Studnia Śmierci cz. 4 z 7
– Powoli! – głos Petera odbijał się od wilgotnych skał i, rozmyty przez echo, docierał na górę – Jeżeli się zabiję, to kto poniesie mój plecak? – zachichotał.
Pete zjeżdżał na elastycznej linie w głąb jaskini. Trwało to już długo, ale wciąż nie osiągnął dna. Miał na sobie strój do nurkowania i butlę z tlenem. Światło reflektora przymocowanego do jego głowy tańczyło po chropowatych ścianach przy każdym szarpnięciu.
– Dobra, stop!
Dotknął twardej powierzchni. Rozejrzał się. Stał na skalnej półce; mniej więcej dwa metry niżej znajdowała się sadzawka. Woda była krystalicznie czysta i jak na dłoni widział odchodzącą w bok zatopioną jaskinię.
Odpiął się od liny i zadarł głowę.
– Możecie schodzić, znalazłem dno! – krzyknął – Ależ tu śmierdzi... – dodał pod nosem.

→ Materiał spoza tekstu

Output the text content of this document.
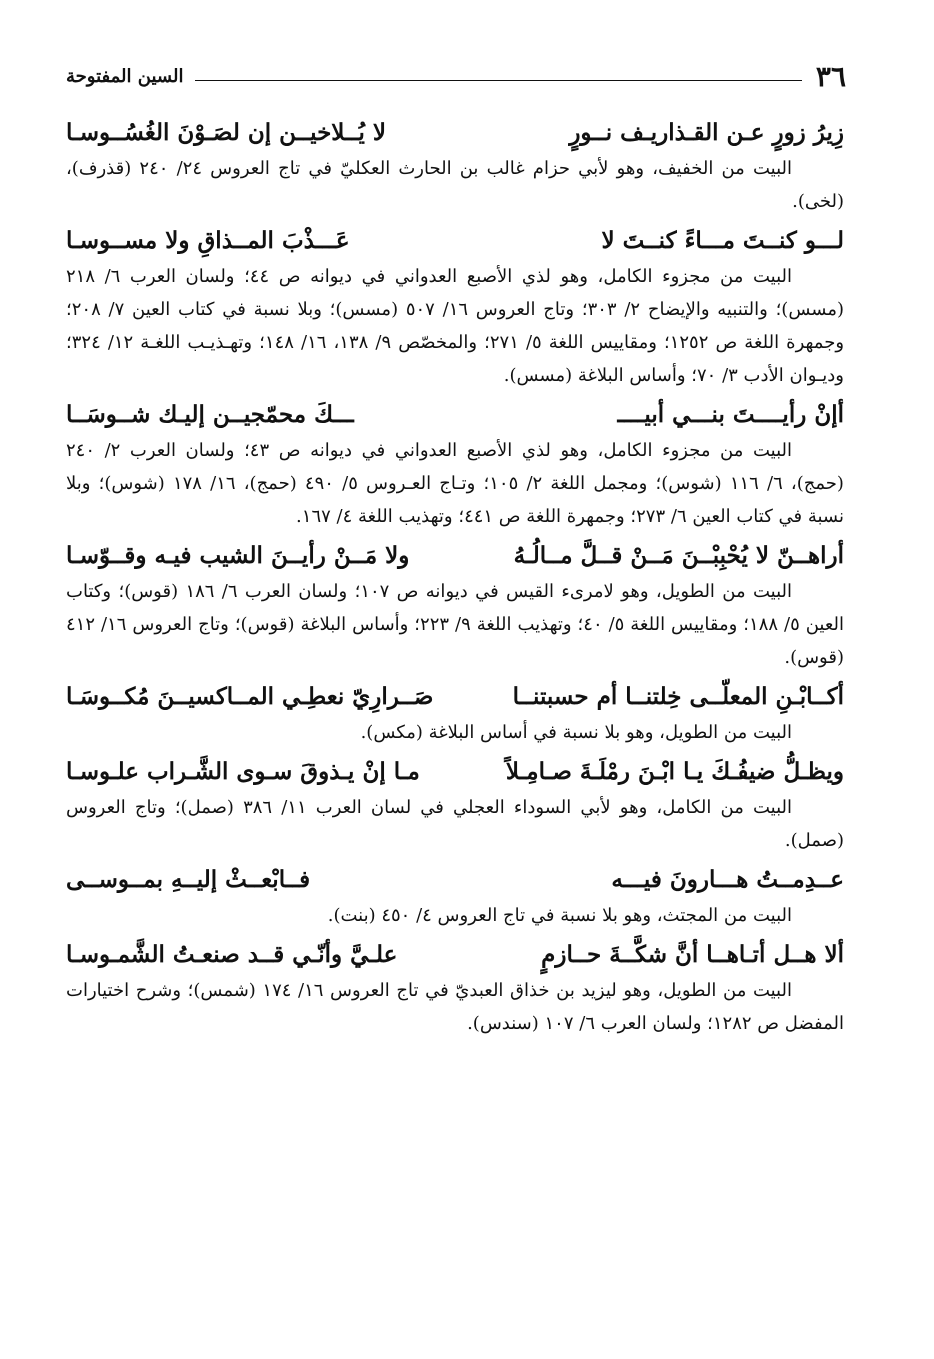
٣٦
السين المفتوحة
زِيرُ زورٍ عـن القـذاريـف نــورٍ
لا يُــلاخيــن إن لصَـوْنَ الغُسُــوسـا

البيت من الخفيف، وهو لأبي حزام غالب بن الحارث العكليّ في تاج العروس ٢٤/ ٢٤٠ (قذرف)، (لخى).

لـــو كنــتَ مـــاءً كنــتَ لا
عَـــذْبَ المــذاقِ ولا مســوسـا

البيت من مجزوء الكامل، وهو لذي الأصبع العدواني في ديوانه ص ٤٤؛ ولسان العرب ٦/ ٢١٨ (مسس)؛ والتنبيه والإيضاح ٢/ ٣٠٣؛ وتاج العروس ١٦/ ٥٠٧ (مسس)؛ وبلا نسبة في كتاب العين ٧/ ٢٠٨؛ وجمهرة اللغة ص ١٢٥٢؛ ومقاييس اللغة ٥/ ٢٧١؛ والمخصّص ٩/ ١٣٨، ١٦/ ١٤٨؛ وتهـذيـب اللغـة ١٢/ ٣٢٤؛ وديـوان الأدب ٣/ ٧٠؛ وأساس البلاغة (مسس).

أإنْ رأيــــتَ بنـــي أبيــــ
ـــكَ محمّجيــن إليـك شــوسَــا

البيت من مجزوء الكامل، وهو لذي الأصبع العدواني في ديوانه ص ٤٣؛ ولسان العرب ٢/ ٢٤٠ (حمج)، ٦/ ١١٦ (شوس)؛ ومجمل اللغة ٢/ ١٠٥؛ وتـاج العـروس ٥/ ٤٩٠ (حمج)، ١٦/ ١٧٨ (شوس)؛ وبلا نسبة في كتاب العين ٦/ ٢٧٣؛ وجمهرة اللغة ص ٤٤١؛ وتهذيب اللغة ٤/ ١٦٧.

أراهــنّ لا يُحْبِبْــنَ مَــنْ قــلَّ مــالُـهُ
ولا مَــنْ رأيــنَ الشيب فيـه وقــوّسـا

البيت من الطويل، وهو لامرىء القيس في ديوانه ص ١٠٧؛ ولسان العرب ٦/ ١٨٦ (قوس)؛ وكتاب العين ٥/ ١٨٨؛ ومقاييس اللغة ٥/ ٤٠؛ وتهذيب اللغة ٩/ ٢٢٣؛ وأساس البلاغة (قوس)؛ وتاج العروس ١٦/ ٤١٢ (قوس).

أكــابْـنِ المعلّــى خِلتنــا أم حسبتنــا
صَــرارِيّ نعطِـي المــاكسيــنَ مُكــوسَـا

البيت من الطويل، وهو بلا نسبة في أساس البلاغة (مكس).

ويظـلُّ ضيفُـكَ يـا ابْـنَ رمْلَـةَ صـامِـلاً
مـا إنْ يـذوقَ سـوى الشَّـراب علـوسـا

البيت من الكامل، وهو لأبي السوداء العجلي في لسان العرب ١١/ ٣٨٦ (صمل)؛ وتاج العروس (صمل).

عــدِمــتُ هـــارونَ فيـــه
فــابْعــثْ إليــهِ بمــوســى

البيت من المجتث، وهو بلا نسبة في تاج العروس ٤/ ٤٥٠ (بنت).

ألا هــل أتـاهــا أنَّ شكَّــةَ حــازمٍ
علـيَّ وأنّـي قــد صنعـتُ الشَّمـوسـا

البيت من الطويل، وهو ليزيد بن خذاق العبديّ في تاج العروس ١٦/ ١٧٤ (شمس)؛ وشرح اختيارات المفضل ص ١٢٨٢؛ ولسان العرب ٦/ ١٠٧ (سندس).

Lina powędrowała w górę. Zanim tu zejdą, minie dłuższa chwila, pomyślał Pete. A on nie lubił czekać...
Założył maskę i otworzył dopływ tlenu. Następnie usiadł na krawędzi skały. Odepchnął się rękami i z głośnym pluskiem wpadł do wody.
*
Victoria siedziała oparta o wyciągarkę. Otuliła się kocem. W jednej dłoni trzymała latarkę, drugą przewracała strony laboratoryjnego dziennika. Do tej pory nie miała okazji go przejrzeć. Dylan bez przerwy korzystał z mapy na pierwszej stronie. Ale powiedzieli, żeby włączyła wyciągarkę dopiero, gdy ktoś pociągnie za linę trzy razy. A to nie powinno nastąpić szybko.
Inna kwestia, że, jak na razie, nie znalazła w tekście niczego naprawdę interesującego. Długie tabele danych niewiele jej mówiły. Ale co to?
Kolejny rozdział zatytułowany był „Inicjowanie mutacji w zamkniętym środowisku solnym”. Czy to jakiś żart?